Linda Geddes has investigated whether the interpretation of DNA profiles is truly objective, or whether subjectivity and bias could be an issue in certain cases. Although the potential for subjectivity in DNA analysis has been raised by defence lawyers and several prominent academics in recent years, this is the first attempt to actually quantify it in any formal way.
By demonstrating that DNA interpretation is subjective, she has shown that the difference between prison and freedom could rest on the opinions of a single individual. Her investigation has profound implications for criminal justice worldwide.
The Paul Foot Award Longlist 2010
Also highly commended from the longlist were Andrew Gilligan (Sunday Telegraph) on the fundamentalist infiltration of Tower Hamlets; Nina Lakhani (Independent on Sunday) on the fate of NHS whistleblowers; Sean O'Neill and David Brown (Times) on the failure of Ealing Abbey to protect children from a known paedophile priest; and Robert Verkaik (Independent) on events at Guantanamo Bay.
The award was set up by Private Eye and the Guardian newspaper in memory of Paul Foot, the campaigning journalist who died in 2004. Chairman of the judges Brian MacArthur, who read all the original entries and selected the longlist for the panel of judges to consider, said: "It is always a cheering experience, giving the lie to any impression that investigative journalism is no longer so important to contemporary editors as it was.
"One pleasure is the unexpected entries: it isn't only the big beasts who impress. There was a creditable entry from Horse and Hound on equine cruelty, for instance, another from John Hoyte's website exposing the threat to airline passengers from aerotoxic fumes. And investigative reporters still flourish on regional evenings and weeklies."
The judges for this year's award were: Heather Brooke, Clare Fermont, Bill Hagerty, Ian Hislop, Brian MacArthur (chair) and Katharine Viner.
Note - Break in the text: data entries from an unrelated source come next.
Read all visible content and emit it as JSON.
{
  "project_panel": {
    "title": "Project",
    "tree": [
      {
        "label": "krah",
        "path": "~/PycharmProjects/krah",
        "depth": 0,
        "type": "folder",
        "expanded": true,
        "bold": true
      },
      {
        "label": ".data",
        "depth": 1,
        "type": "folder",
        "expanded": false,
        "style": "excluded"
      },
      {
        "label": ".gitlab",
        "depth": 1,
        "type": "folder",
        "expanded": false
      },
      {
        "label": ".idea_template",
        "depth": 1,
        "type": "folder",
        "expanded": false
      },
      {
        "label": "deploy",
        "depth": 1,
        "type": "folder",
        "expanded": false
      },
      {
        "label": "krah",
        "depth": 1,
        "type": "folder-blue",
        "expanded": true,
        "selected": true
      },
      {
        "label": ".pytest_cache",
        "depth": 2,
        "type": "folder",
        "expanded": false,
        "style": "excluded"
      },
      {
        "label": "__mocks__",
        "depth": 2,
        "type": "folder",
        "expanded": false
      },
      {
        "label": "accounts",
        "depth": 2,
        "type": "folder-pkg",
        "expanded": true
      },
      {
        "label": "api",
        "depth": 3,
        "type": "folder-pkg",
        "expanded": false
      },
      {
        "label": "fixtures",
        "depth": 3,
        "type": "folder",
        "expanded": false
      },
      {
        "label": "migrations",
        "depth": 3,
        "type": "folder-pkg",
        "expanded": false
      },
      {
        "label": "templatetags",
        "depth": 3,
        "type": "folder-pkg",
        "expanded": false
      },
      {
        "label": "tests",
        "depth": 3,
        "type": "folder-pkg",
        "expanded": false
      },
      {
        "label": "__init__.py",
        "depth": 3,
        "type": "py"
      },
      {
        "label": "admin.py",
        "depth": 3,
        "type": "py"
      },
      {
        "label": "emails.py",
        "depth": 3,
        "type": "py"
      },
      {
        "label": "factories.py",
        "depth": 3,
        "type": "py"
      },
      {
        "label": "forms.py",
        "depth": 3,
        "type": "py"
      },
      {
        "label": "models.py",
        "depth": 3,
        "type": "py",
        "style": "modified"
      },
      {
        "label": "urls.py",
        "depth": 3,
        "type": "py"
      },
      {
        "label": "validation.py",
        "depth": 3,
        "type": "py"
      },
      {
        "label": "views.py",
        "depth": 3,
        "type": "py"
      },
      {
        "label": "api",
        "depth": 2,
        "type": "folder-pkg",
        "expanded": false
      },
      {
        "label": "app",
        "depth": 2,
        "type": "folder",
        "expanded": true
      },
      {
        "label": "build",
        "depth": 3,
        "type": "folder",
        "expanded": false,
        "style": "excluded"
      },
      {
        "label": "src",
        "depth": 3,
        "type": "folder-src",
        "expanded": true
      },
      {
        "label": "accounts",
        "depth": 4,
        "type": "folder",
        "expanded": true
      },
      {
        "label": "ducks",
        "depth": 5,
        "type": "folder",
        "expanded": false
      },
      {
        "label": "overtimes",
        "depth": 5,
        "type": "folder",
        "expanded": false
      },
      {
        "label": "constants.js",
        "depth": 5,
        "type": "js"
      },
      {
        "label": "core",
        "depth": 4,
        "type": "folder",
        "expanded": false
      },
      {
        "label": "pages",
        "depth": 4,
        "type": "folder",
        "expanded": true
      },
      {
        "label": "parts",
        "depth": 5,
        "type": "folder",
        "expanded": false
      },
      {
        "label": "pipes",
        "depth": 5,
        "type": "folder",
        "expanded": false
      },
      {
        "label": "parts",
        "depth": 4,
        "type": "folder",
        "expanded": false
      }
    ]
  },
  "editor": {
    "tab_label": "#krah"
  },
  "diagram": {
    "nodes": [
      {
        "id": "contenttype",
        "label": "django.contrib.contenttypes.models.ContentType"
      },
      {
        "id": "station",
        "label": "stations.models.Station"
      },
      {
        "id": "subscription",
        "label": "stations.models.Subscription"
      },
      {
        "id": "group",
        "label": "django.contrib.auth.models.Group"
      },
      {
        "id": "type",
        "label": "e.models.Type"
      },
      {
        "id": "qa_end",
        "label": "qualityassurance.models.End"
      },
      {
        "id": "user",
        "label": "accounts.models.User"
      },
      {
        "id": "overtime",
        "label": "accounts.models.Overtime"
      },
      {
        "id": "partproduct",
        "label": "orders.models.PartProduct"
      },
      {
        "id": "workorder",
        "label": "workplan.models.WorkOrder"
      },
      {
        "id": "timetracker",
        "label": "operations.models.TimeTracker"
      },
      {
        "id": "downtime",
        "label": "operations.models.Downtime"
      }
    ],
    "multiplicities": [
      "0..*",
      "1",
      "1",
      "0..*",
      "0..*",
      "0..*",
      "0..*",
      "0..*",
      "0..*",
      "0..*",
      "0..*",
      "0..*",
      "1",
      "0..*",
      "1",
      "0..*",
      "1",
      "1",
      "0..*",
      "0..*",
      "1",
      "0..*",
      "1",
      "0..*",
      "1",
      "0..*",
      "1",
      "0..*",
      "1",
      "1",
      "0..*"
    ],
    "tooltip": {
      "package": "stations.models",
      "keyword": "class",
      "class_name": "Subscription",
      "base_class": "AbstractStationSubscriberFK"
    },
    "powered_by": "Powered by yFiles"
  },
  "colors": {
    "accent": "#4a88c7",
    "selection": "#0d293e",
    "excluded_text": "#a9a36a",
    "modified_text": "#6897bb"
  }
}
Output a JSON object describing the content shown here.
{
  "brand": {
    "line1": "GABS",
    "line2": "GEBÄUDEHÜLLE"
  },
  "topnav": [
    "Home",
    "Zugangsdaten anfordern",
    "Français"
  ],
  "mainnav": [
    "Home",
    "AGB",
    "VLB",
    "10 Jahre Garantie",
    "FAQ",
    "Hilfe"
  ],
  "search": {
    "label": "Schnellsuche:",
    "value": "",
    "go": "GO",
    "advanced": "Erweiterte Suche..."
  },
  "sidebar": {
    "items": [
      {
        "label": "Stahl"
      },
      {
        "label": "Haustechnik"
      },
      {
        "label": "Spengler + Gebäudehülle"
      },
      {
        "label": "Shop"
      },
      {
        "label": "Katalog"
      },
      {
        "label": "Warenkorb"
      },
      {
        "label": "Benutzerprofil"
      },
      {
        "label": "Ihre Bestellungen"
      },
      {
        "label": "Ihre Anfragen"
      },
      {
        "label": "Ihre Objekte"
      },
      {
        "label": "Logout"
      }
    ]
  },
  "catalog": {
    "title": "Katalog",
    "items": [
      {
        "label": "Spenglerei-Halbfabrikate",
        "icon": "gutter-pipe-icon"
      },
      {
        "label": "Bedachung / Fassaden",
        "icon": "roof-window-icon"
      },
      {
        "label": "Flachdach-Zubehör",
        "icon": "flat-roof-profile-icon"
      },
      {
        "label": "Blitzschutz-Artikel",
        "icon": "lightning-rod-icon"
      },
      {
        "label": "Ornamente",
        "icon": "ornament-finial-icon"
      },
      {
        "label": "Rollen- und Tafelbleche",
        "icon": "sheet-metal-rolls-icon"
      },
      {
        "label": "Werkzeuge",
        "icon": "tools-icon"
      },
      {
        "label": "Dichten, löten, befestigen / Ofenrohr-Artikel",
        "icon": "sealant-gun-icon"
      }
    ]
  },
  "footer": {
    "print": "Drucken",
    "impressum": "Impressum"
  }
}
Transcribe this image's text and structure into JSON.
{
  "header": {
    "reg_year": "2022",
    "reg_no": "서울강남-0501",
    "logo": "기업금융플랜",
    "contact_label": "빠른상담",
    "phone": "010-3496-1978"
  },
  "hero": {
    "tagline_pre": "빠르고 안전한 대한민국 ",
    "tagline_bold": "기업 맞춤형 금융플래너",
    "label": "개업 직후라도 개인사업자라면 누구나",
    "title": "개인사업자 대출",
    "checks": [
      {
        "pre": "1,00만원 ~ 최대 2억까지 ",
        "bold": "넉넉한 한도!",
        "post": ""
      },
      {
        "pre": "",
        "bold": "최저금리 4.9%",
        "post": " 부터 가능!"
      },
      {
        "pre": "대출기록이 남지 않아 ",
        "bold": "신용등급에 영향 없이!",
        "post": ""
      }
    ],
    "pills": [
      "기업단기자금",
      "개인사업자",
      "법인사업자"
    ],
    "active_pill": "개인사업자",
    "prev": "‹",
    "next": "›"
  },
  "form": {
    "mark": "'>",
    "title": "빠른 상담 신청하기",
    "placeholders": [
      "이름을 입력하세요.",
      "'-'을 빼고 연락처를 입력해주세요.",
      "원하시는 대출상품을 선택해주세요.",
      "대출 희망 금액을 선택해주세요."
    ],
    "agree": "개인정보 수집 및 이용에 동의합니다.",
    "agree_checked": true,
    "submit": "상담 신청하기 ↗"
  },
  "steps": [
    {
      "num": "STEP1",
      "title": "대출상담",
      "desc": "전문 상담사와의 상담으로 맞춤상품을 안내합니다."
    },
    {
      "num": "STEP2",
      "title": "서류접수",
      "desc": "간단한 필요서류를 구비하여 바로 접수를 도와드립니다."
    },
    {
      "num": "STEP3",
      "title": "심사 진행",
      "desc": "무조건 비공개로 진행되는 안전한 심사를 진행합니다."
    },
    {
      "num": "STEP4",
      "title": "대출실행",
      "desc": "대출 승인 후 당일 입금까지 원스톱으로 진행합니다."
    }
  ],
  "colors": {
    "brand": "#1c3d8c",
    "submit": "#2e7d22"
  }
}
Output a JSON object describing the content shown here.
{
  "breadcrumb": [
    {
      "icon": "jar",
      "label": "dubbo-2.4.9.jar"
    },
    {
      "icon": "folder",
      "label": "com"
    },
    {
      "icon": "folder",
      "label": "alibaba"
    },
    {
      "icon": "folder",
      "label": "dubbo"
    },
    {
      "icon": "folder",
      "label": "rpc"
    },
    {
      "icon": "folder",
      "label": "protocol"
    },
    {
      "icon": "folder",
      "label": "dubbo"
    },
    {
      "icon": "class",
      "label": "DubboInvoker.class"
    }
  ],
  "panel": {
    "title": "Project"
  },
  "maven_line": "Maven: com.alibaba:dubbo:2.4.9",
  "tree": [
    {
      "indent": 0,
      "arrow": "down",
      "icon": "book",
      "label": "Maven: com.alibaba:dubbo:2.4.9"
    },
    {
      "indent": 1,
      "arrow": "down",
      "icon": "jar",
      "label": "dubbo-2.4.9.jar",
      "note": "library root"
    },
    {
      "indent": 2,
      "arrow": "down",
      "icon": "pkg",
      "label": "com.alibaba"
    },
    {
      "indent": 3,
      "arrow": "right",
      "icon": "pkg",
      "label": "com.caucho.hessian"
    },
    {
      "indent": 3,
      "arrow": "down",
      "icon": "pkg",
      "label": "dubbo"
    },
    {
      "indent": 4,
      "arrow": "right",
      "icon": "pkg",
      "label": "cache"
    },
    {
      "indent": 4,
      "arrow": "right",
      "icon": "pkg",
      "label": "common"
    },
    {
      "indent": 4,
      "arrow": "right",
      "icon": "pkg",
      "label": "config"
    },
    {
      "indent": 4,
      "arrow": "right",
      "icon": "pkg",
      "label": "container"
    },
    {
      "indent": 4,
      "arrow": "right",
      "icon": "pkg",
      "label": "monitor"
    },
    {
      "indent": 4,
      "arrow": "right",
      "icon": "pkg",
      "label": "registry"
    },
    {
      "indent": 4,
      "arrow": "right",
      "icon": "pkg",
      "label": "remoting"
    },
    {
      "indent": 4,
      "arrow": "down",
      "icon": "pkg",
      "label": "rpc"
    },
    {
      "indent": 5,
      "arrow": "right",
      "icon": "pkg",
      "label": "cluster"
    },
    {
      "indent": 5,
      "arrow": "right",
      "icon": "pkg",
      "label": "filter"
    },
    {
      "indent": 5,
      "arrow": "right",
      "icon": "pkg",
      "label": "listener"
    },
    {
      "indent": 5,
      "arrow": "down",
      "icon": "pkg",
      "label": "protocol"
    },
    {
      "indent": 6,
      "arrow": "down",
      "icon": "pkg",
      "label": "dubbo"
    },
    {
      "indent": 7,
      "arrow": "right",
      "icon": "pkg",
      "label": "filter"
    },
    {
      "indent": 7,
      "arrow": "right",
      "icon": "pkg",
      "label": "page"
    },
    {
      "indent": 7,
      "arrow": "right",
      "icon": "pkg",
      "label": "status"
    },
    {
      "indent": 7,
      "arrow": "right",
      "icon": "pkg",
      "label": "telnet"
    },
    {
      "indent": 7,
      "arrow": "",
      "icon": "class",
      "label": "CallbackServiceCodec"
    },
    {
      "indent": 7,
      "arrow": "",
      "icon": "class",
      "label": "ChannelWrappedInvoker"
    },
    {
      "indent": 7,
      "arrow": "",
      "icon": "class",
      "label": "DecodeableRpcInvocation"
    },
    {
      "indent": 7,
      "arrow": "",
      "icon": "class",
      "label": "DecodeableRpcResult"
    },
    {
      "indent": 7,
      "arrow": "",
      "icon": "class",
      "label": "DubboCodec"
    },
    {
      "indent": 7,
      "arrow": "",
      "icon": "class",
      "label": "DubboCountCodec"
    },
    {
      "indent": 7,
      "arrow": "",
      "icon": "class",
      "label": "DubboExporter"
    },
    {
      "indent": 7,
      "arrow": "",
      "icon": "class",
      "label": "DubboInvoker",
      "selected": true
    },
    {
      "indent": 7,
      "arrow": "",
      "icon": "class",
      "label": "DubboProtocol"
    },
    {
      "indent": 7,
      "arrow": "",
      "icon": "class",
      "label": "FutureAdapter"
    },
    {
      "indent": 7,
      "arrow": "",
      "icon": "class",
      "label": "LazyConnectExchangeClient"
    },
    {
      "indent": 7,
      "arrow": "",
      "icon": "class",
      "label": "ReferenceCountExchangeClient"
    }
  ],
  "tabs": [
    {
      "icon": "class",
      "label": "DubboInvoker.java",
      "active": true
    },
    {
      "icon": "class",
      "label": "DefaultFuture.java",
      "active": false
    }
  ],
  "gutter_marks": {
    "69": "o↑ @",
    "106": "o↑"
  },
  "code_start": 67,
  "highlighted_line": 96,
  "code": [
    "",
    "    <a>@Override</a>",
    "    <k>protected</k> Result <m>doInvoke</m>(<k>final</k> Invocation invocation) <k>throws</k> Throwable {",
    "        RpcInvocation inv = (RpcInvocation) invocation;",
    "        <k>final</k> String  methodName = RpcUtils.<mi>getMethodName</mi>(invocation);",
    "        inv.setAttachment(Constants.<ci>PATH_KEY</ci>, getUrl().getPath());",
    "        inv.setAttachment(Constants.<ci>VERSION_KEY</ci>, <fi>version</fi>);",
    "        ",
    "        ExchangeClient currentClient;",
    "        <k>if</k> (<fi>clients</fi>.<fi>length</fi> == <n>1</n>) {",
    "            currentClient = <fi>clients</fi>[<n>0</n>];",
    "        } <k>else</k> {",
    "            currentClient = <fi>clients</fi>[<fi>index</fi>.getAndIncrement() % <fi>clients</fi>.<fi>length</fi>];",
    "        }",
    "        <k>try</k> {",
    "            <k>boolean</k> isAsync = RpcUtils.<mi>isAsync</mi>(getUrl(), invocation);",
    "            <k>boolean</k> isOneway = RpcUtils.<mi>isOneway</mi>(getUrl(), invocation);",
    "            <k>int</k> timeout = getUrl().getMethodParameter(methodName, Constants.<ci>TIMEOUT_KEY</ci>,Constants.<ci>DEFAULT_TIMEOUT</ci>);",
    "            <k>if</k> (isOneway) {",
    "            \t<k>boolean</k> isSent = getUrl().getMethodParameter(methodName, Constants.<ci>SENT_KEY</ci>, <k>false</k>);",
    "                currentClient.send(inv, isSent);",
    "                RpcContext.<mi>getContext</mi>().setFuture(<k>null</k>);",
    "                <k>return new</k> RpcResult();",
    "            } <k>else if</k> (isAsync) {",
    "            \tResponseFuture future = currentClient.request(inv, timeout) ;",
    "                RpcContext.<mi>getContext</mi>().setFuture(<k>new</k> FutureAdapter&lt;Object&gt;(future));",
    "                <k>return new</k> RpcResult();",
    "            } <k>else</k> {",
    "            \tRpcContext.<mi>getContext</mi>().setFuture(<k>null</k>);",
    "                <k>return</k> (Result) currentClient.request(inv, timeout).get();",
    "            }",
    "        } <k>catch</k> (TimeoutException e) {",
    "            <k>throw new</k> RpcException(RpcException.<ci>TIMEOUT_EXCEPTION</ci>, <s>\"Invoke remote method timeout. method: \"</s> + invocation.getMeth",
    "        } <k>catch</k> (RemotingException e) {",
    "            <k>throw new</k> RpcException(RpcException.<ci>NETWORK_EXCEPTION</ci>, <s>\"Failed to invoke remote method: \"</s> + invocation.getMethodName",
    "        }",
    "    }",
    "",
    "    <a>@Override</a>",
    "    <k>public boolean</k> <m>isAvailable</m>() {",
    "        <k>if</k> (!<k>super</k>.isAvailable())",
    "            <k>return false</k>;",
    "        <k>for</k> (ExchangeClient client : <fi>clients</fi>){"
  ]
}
Paul Foot, an investigative journalist, editor and left-wing campaigner, worked variously for the Daily Record, the Daily Mirror, The Guardian and Private Eye. He was involved in many high-profile campaigns throughout his illustrious career, including the Birmingham Six, the Bridgewater Four and the John Poulson scandal. His accolades include the Journalist of the Year, the Campaigning Journalist of the Year, the George Orwell Prize for Journalism and in 2000 he was honoured as the Campaigning Journalist of the Decade.
Paul Foot died in 2004 at the age of 66.